Pomegranate Molasses
What it is
A thick, dark, tangy syrup made by reducing sour pomegranate juice — known as rob-e anar (Iran) or dibs rumman (Levant). Deep mahogany, glossy, and intensely tart-sweet.
How it's made
The juice of sour (not sweet) pomegranates is simmered down to a syrupy concentrate, sometimes with a little sugar and lemon. Nothing else is needed — its color and acidity come from the fruit.
Flavor profile
Sharp, fruity sourness with a balancing dark sweetness and a faint astringency; complex and winey, far more layered than lemon or vinegar.
Culinary uses
Central to Iranian and Levantine cooking: it gives fesenjan (the Persian walnut-pomegranate stew) its sour depth, sharpens muhammara (the red-pepper-walnut dip), dresses salads and grilled vegetables, glazes meats, and drizzles over hummus and roasted dishes.
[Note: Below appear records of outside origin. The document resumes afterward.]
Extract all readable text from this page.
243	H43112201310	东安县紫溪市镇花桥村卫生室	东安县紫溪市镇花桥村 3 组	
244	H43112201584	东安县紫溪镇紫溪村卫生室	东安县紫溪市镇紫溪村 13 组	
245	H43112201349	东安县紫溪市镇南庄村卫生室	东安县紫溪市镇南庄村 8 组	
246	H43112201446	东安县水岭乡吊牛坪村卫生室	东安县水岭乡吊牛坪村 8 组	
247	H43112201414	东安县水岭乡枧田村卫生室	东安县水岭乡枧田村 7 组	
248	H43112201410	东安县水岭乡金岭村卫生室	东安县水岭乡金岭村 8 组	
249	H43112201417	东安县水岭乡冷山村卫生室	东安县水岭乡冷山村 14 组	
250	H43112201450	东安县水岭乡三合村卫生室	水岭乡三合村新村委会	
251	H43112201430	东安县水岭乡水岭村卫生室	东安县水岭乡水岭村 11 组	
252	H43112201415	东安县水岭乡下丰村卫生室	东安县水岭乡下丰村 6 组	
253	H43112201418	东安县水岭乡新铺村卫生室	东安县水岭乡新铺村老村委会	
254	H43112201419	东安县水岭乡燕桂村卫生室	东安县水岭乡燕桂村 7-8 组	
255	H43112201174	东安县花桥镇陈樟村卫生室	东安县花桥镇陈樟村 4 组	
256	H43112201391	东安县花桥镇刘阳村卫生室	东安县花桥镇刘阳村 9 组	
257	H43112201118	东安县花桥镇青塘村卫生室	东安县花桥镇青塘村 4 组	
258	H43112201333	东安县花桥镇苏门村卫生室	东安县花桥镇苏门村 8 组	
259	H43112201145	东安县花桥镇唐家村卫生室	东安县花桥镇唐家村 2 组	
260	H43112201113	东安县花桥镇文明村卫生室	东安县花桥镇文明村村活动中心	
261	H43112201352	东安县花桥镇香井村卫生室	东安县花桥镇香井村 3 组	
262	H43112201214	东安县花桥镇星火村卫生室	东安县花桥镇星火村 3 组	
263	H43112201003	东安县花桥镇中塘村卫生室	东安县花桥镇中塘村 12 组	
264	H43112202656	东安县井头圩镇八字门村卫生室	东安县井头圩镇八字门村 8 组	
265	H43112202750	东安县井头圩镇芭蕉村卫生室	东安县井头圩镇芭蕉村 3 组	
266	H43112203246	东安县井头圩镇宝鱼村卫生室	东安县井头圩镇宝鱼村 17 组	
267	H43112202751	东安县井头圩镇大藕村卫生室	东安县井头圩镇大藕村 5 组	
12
Its thick, sweet-sour concentration is structural — substitute lemon and you lose the body, sweetness, and color that define the dishes.
Regional variations
Iranian versions tend purer and more sour; some commercial Levantine versions add more sugar and taste sweeter. Quality varies sharply with the pomegranate variety and whether sugar is added.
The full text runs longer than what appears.